Al peggio non c’è mai limite

Rossano Calabro, domenica 25 Novembre 2012: un treno centra in pieno un minibus carico di operai rumeni, donne e uomini, e ne fa strage: almeno sei morti, addirittura non si sa ancora adesso, a più di 24 ore dal fatto, se il numero di vittime sia quello e non sia superiore. I sopravvissuti hanno delle difficoltà a testimoniare perché molti di loro non parlano l’italiano.
Sin qui un fatto tragico ma, purtroppo, non nuovo.

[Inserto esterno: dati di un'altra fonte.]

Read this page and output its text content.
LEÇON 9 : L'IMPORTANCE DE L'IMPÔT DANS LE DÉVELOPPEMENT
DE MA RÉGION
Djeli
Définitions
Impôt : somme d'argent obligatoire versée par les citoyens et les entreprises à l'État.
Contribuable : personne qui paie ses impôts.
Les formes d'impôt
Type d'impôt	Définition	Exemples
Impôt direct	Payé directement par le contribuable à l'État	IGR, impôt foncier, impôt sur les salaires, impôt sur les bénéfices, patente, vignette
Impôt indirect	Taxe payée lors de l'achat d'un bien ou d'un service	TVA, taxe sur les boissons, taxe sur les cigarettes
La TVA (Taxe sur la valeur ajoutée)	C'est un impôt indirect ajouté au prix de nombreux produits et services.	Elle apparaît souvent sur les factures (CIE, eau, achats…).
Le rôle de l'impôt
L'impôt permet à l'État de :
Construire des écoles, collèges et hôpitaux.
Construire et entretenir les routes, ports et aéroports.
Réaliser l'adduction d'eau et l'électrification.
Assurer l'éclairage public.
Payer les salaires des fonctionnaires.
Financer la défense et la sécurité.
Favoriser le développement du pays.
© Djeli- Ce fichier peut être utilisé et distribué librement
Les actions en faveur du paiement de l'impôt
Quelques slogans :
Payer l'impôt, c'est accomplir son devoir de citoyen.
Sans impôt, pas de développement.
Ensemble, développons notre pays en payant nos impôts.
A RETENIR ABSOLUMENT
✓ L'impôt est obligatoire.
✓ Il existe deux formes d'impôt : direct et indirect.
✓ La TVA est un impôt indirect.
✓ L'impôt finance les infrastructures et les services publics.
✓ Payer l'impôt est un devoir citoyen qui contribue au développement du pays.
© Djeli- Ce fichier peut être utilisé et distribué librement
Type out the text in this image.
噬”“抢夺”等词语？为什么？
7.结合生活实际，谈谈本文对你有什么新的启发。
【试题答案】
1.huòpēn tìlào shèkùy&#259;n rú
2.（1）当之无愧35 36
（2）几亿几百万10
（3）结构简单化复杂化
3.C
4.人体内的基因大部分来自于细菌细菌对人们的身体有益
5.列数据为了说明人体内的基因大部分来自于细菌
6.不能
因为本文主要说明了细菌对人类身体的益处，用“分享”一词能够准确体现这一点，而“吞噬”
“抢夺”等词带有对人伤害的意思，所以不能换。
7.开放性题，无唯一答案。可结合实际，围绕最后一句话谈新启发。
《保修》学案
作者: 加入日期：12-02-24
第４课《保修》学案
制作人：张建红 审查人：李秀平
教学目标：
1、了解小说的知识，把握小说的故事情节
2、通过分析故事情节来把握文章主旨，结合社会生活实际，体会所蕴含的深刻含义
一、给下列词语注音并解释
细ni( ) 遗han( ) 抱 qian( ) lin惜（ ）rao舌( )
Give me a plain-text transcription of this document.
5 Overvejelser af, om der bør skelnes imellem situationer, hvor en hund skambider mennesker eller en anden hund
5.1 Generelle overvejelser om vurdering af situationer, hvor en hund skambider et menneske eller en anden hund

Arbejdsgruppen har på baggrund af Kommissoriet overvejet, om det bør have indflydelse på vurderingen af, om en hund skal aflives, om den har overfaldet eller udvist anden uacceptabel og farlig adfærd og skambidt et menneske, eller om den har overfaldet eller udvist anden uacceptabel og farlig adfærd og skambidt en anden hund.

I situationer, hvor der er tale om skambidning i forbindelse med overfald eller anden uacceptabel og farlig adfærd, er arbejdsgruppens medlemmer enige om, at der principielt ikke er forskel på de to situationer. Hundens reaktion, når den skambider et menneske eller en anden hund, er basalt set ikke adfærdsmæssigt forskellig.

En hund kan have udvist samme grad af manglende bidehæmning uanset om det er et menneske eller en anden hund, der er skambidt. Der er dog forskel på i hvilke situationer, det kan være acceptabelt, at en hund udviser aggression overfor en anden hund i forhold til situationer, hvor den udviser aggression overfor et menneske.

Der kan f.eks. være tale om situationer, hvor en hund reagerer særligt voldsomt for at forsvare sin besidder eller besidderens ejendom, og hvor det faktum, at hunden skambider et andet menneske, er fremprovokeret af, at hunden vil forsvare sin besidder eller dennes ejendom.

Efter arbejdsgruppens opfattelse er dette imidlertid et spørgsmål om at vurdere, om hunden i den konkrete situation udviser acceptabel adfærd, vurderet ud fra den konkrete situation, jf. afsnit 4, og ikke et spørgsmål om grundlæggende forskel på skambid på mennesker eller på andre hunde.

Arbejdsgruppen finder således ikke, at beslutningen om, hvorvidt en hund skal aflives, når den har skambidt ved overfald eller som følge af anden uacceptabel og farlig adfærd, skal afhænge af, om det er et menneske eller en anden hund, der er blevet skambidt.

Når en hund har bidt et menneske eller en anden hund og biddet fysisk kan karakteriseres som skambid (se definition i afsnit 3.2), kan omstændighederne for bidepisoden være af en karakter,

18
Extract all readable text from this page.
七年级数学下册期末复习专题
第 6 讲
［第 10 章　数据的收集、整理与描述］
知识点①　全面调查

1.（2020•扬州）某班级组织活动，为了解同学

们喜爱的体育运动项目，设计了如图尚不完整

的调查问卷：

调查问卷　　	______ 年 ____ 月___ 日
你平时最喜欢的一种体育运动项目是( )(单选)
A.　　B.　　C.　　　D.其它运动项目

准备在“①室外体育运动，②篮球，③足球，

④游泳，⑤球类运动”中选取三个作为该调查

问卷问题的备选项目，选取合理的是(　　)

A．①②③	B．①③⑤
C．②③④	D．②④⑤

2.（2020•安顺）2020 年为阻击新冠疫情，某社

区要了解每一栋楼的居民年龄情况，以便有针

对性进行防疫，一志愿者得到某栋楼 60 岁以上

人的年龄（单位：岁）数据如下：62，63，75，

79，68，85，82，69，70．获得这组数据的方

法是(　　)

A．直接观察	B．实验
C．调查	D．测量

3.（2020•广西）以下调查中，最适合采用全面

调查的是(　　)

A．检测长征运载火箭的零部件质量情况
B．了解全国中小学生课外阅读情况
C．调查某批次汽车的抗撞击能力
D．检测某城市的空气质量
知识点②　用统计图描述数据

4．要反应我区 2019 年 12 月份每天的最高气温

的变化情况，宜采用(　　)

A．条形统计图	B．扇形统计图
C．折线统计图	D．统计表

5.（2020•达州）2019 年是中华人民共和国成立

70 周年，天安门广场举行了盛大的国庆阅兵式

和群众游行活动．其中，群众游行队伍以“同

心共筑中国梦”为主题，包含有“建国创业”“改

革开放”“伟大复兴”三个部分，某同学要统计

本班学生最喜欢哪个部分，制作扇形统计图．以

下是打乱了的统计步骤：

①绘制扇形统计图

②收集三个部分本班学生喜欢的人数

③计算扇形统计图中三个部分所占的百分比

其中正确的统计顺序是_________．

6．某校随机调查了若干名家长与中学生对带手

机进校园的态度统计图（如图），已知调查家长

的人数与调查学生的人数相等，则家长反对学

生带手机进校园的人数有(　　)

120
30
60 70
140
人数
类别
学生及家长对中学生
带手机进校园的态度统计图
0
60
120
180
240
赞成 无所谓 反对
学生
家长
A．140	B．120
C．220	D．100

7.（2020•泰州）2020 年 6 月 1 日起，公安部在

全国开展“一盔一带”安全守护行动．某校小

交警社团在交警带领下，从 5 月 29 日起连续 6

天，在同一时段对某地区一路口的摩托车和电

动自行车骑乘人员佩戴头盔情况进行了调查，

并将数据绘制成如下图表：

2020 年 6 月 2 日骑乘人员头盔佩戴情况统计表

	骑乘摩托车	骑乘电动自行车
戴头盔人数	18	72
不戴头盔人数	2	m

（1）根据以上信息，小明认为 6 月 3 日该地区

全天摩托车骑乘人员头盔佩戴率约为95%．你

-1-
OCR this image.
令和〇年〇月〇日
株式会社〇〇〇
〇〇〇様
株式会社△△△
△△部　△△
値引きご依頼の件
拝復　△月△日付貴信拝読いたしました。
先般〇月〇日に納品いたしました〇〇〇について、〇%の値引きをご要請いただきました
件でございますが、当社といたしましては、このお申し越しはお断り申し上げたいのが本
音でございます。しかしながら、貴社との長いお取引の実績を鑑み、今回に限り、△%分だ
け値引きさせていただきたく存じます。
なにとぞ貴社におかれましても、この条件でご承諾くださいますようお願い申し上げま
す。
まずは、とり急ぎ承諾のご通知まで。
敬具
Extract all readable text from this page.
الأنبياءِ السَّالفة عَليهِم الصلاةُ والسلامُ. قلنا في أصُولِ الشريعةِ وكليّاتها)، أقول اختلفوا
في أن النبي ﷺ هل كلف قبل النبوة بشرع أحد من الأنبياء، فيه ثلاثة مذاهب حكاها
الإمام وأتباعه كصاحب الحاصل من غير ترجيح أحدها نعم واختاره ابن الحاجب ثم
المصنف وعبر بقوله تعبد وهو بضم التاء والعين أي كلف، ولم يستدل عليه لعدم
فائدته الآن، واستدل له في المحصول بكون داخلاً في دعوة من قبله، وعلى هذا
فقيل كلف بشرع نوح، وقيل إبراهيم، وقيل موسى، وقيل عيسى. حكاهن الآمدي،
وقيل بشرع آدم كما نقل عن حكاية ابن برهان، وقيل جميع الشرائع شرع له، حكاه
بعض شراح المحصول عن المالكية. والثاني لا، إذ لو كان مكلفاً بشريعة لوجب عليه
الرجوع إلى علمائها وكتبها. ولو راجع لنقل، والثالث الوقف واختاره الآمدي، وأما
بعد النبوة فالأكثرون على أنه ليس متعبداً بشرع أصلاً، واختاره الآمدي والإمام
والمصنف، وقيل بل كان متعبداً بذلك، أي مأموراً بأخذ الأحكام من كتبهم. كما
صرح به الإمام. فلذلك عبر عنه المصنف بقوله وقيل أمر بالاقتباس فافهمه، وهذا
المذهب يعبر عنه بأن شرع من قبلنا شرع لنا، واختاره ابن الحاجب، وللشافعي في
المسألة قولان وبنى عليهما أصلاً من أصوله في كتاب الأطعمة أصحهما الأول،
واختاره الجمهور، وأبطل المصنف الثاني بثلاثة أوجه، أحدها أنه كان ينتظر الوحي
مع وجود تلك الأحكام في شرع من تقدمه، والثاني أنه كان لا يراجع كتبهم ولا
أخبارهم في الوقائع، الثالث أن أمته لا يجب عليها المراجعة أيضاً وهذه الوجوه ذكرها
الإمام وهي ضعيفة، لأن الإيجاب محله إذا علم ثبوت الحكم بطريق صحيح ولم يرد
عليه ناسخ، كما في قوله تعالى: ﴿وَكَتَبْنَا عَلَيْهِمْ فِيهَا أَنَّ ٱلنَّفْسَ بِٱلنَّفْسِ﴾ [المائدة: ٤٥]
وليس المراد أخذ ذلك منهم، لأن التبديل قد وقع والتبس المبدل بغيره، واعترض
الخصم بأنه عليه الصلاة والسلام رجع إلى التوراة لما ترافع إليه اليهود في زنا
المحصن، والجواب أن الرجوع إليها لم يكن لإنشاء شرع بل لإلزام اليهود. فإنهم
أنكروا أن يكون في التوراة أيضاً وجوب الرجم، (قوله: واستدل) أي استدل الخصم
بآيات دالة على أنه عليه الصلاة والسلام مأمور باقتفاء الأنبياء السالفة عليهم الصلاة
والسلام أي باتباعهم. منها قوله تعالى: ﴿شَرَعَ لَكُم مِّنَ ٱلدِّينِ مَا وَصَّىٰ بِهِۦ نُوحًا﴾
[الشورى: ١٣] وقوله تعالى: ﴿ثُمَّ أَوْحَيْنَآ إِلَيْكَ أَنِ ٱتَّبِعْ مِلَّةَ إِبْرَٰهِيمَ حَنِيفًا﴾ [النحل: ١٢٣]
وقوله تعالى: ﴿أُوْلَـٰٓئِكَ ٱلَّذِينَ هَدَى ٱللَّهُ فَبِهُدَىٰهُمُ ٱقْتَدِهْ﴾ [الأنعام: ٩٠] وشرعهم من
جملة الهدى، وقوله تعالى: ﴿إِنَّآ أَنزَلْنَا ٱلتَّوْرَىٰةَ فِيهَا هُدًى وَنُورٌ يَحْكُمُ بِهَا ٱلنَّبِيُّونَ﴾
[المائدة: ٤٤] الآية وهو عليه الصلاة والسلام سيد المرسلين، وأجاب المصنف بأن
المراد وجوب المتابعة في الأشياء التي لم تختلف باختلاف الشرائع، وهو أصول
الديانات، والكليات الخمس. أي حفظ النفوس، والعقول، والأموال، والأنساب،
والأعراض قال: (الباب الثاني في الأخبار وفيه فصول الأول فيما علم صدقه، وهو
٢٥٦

Quello che mi ha veramente sconvolto è stato un video, messo in onda da molti tiggì e proveniente da Yutube, nel quale si assiste alla rissa in corso tra esponenti di aziende di pompe funebri per accaparrarsi i cadaveri delle vittime: un funerale con trasporto oltremare è un business ghiotto e questa gente litiga ferocemente per portarsi via i corpi dei defunti!
E’ una cosa terrificante, un abominio che degrada e fa sentire degradati, qualcosa che ti fa sentire sporco, sporco dentro solo al pensiero che queste persone siano biologicamente uguali a noi.

Guardate un pò qui…

Un pensiero su “Al peggio non c’è mai limite

  1. caro presidente, l’episodio che citi è certamente indicatore di quale degrado stia contagiando le menti delle persone del nostro tempo. Il denaro è ormai l’unico vero “dio ” venerato e riconosciuto sotto ogni latitudine.
    Ma, pur trovandolo gravissimo, mi pare di serie B se penso per esempio al caso ILVA; anche qui per decenni, un sistema politico, una classe medica, la Curia, il sindacato tutto si sono piegati alla fame di profitto di una famiglia imprenditoriale (grazioso complimento per i signori Riva) che, rilevata l’acciaieria dal prefallimento in cui si trovava sotto la gestione pubblica, l’hanno riavviata noncuranti dei disastri alla salute e al degrado ambientale di una cittadinanza e di un territorio. Forse non sapevano, forse non avevano i dati dell’Arpap Confused Pain forse…forse…forse…
    E mentre la lite sull’aggiudicazione delle salme sarà finita in breve, l’agonia, i dolori, le morti anche innocenti di chi ha vissuto a Taranto respirandone l’aria inquinata mortalmente, continueranno a lungo, per ancora molti anni. Il terreno e l’acqua del golfo porteranno i segni per decenni, forse più…Non ti sembra, non ci sembra il caso di chiedere pene severissime per tutti i colpevoli e non solo i Riva e i Dirigenti lautamente pagati per questo stragismo politico-economico? E qualcuno, persino Monti e i suoi tecnici, se la prende con i Magistrati? Non è questione di giustizialismo; è questione che magari vi sono altre ILVA in questo paese e se nessuno interviene con decisione se ne stanno tranquille a macinare salute e territori dell’ex bel paese.